String Theory_ Fusion (Book 2) - Kirsten Beyer [4]
Naviim stumbled, involuntarily grasping the entrance alcove’s railing with a free hand as the Betasis shook beneath him.
Structural integrity has been compromised, she thought painlessly.
As Naviim regained his balance, she saw the simple devotion of the man who had been her shi-harat her entire life, and wished she could reward him with something other than certain death.
“Go,” she commanded.
Naviim bowed his head, but remained rooted to the floor.
He will not desert me, even now. Her final comfort would not be a view of the stars of her home, but instead, the sight of the love and loyalty of her most faithful servant.
Accepting this, she turned to the few remaining strands of thought that connected her mind to her body.
With her two powerful arms designed but rarely used for manual labor, she took hold of the command console before her and ripped it in one piece from its casing. Naviim averted his eyes, in deference to the sight of her two delicate interior arms as they emerged from the pouch sewn into the back of her ceremonial robe. Extending the long tapered fingers that were meant to embrace her mate, she thrust them into the sparking wires that still pulsed with life within the console.
“Be at peace, Naviim,” she whispered. “The transference has begun.”
These were the last words that Assylia, rih-hara-tan of the Fourteenth Tribe of Monorha, and commander of their finest achievement, the Betasis, ever spoke in the flesh.
Chapter 1
Tuvok was conscious of the song from the first fraction of a second that he began to emerge from his meditative state. He gradually roused himself through the stages of alertness; awareness of the weight of his limbs, his slow, rhythmic breathing, the hum of the shuttle’s engines, the soft caress of the environmental controls setting the cabin temperature much warmer than most humans would be comfortable with. Finally, as he recalled where he was, and how he had come to be here, the intensity of the music threatened to plunge his Vulcan restraint into chaos.

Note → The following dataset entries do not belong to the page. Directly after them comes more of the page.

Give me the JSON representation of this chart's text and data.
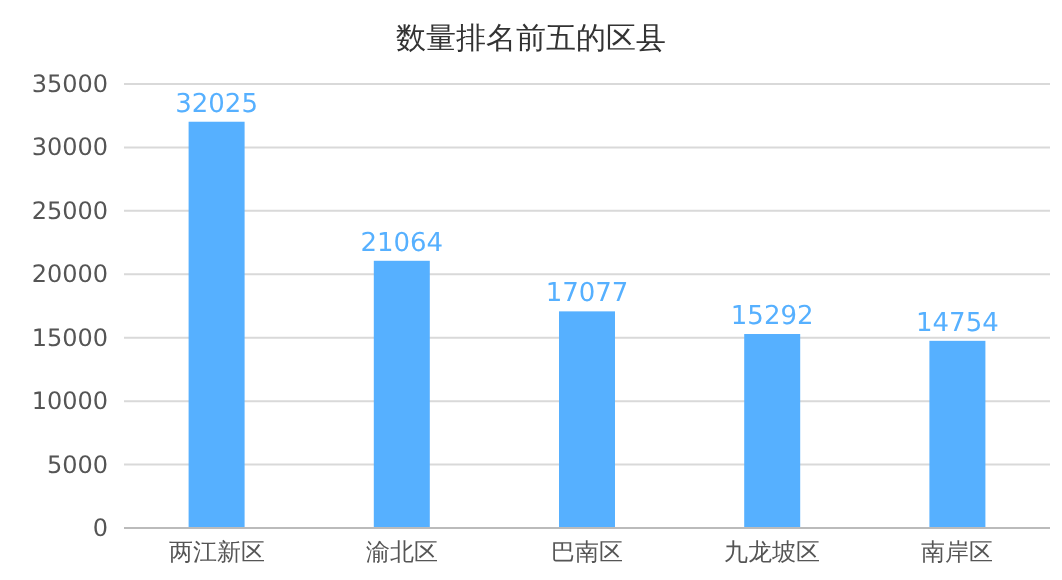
{
  "chart_data": {
    "type": "bar",
    "title": "数量排名前五的区县",
    "categories": [
      "两江新区",
      "渝北区",
      "巴南区",
      "九龙坡区",
      "南岸区"
    ],
    "values": [
      32025,
      21064,
      17077,
      15292,
      14754
    ],
    "color": "#56b0ff",
    "ylim": [
      0,
      35000
    ],
    "yticks": [
      0,
      5000,
      10000,
      15000,
      20000,
      25000,
      30000,
      35000
    ],
    "grid": "y",
    "data_labels": true
  }
}
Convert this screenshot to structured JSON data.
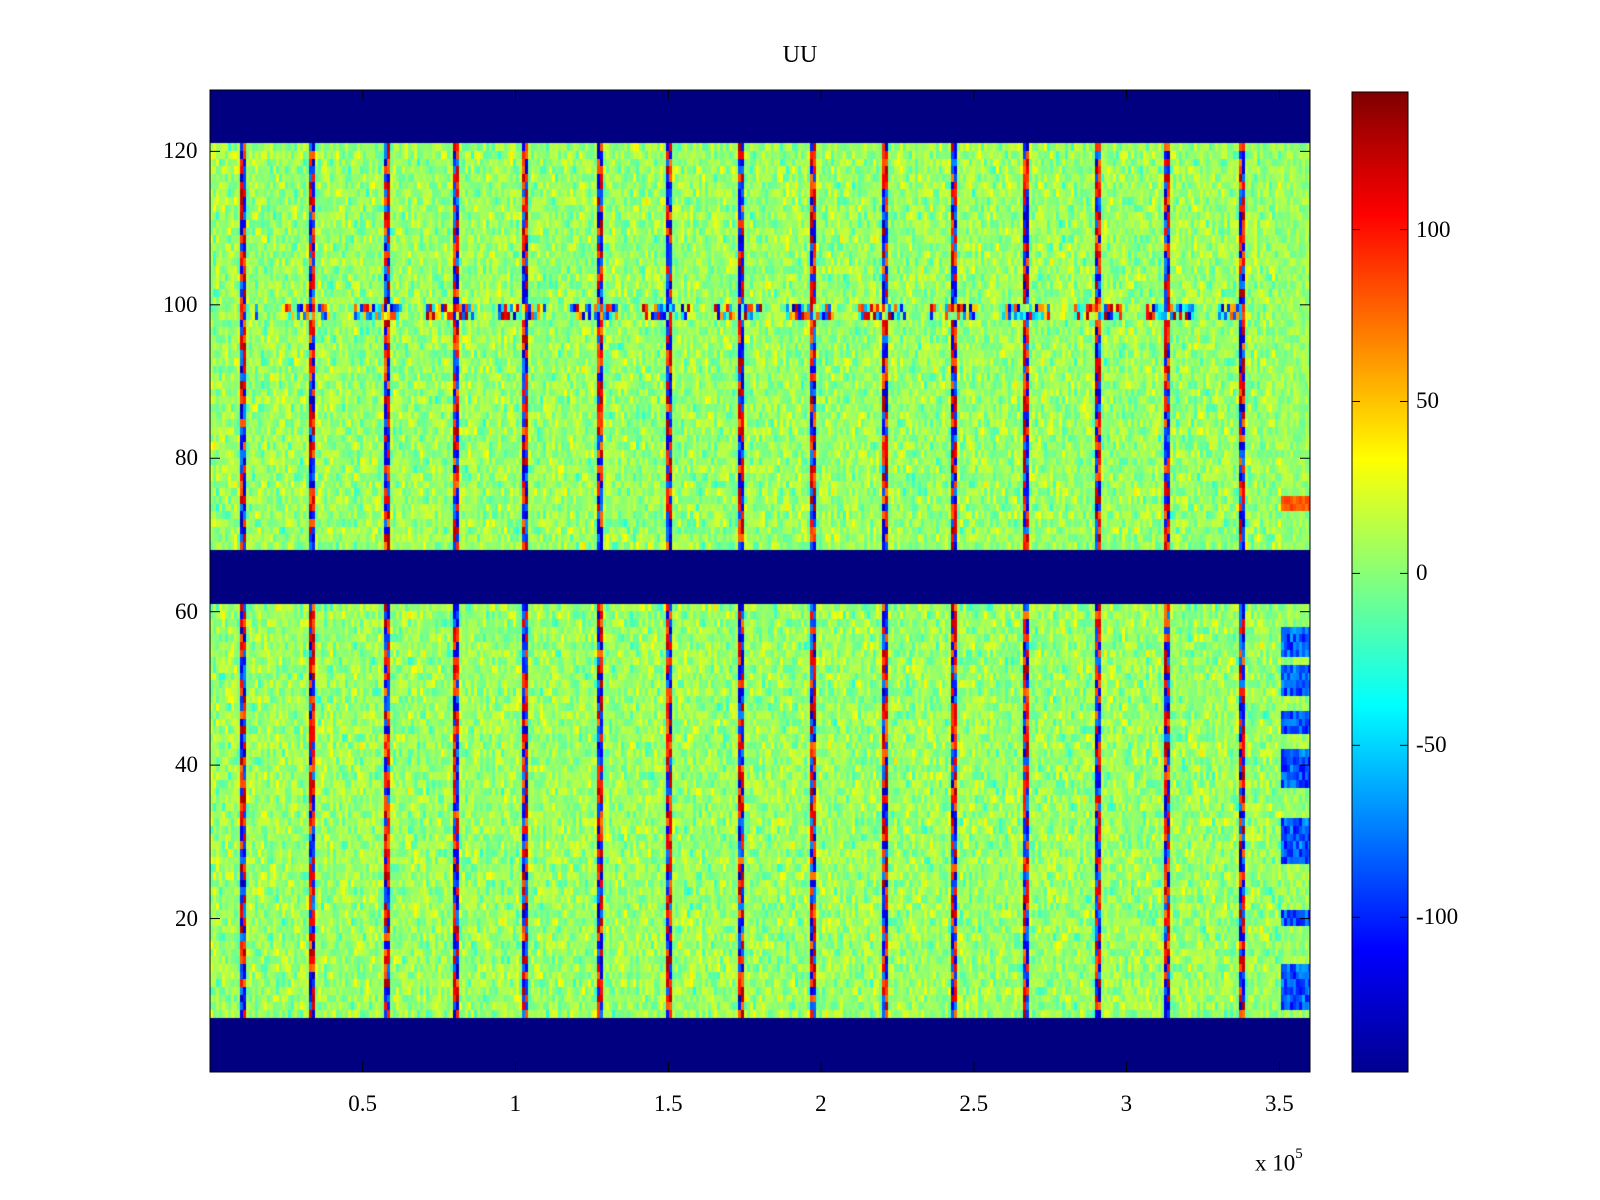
{
  "chart_data": {
    "type": "heatmap",
    "title": "UU",
    "xlabel": "",
    "ylabel": "",
    "x_multiplier_label": {
      "base": "x 10",
      "exponent": "5"
    },
    "xlim": [
      0,
      360000
    ],
    "ylim": [
      0,
      128
    ],
    "x_ticks": [
      0.5,
      1,
      1.5,
      2,
      2.5,
      3,
      3.5
    ],
    "x_tick_labels": [
      "0.5",
      "1",
      "1.5",
      "2",
      "2.5",
      "3",
      "3.5"
    ],
    "y_ticks": [
      20,
      40,
      60,
      80,
      100,
      120
    ],
    "y_tick_labels": [
      "20",
      "40",
      "60",
      "80",
      "100",
      "120"
    ],
    "colorbar": {
      "colormap": "jet",
      "range": [
        -145,
        140
      ],
      "ticks": [
        -100,
        -50,
        0,
        50,
        100
      ],
      "tick_labels": [
        "-100",
        "-50",
        "0",
        "50",
        "100"
      ]
    },
    "empty_value": -145,
    "blank_row_bands": [
      [
        0,
        7
      ],
      [
        61,
        68
      ],
      [
        121,
        128
      ]
    ],
    "data_row_bands": [
      [
        7,
        61
      ],
      [
        68,
        121
      ]
    ],
    "noise_baseline": 5,
    "noise_amplitude": 25,
    "periodic_columns_x": [
      10000,
      33000,
      57000,
      80000,
      103000,
      127000,
      150000,
      173000,
      197000,
      220000,
      243000,
      267000,
      290000,
      313000,
      337000
    ],
    "burst_row": 99,
    "burst_value_range": [
      -130,
      130
    ],
    "right_edge_column_x_range": [
      350000,
      360000
    ],
    "right_edge_low_segments_y": [
      [
        8,
        14
      ],
      [
        19,
        21
      ],
      [
        27,
        33
      ],
      [
        37,
        42
      ],
      [
        44,
        47
      ],
      [
        49,
        53
      ],
      [
        54,
        58
      ]
    ],
    "right_edge_high_segments_y": [
      [
        73,
        75
      ]
    ]
  }
}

With the precision only years of rigorous training in the Temple of Amonak had given him discipline to master, he forced the passion, the longing, and the unutterable pain into the recesses of his mind, and only when he was certain that he, and not the music, was in control did he open his eyes.
“Computer…”
The computer replied with a chirp, awaiting his command.
“What is our current heading?”
The cool voice devoid of all emotion answered as expected. “Current heading remains unchanged: one six seven mark one four.”
“Estimate arrival at the singularity.”
“One hour, twenty-seven minutes, eleven seconds.”
Exactly as he had anticipated.
With great care, Tuvok rose from his knees next to the shuttle bunk, and sat on its edge. He shifted his focus inward, until he had counted exactly one hundred times the quarter of a second between each beat of his heart, and satisfied himself that no matter what, it would continue to beat at precisely the same rate, substantially slower than the normal Vulcan resting heart rate, until he allowed it to do otherwise.
He then turned his attention to the corner of his mind where he had placed the music. It had been a desperate struggle over the last nine hours to maintain his ability to perform even the most rudimentary exercises of piloting the shuttle, but finally he had forced the living presence that now shared his mind into a section of his consciousness that he could examine at will.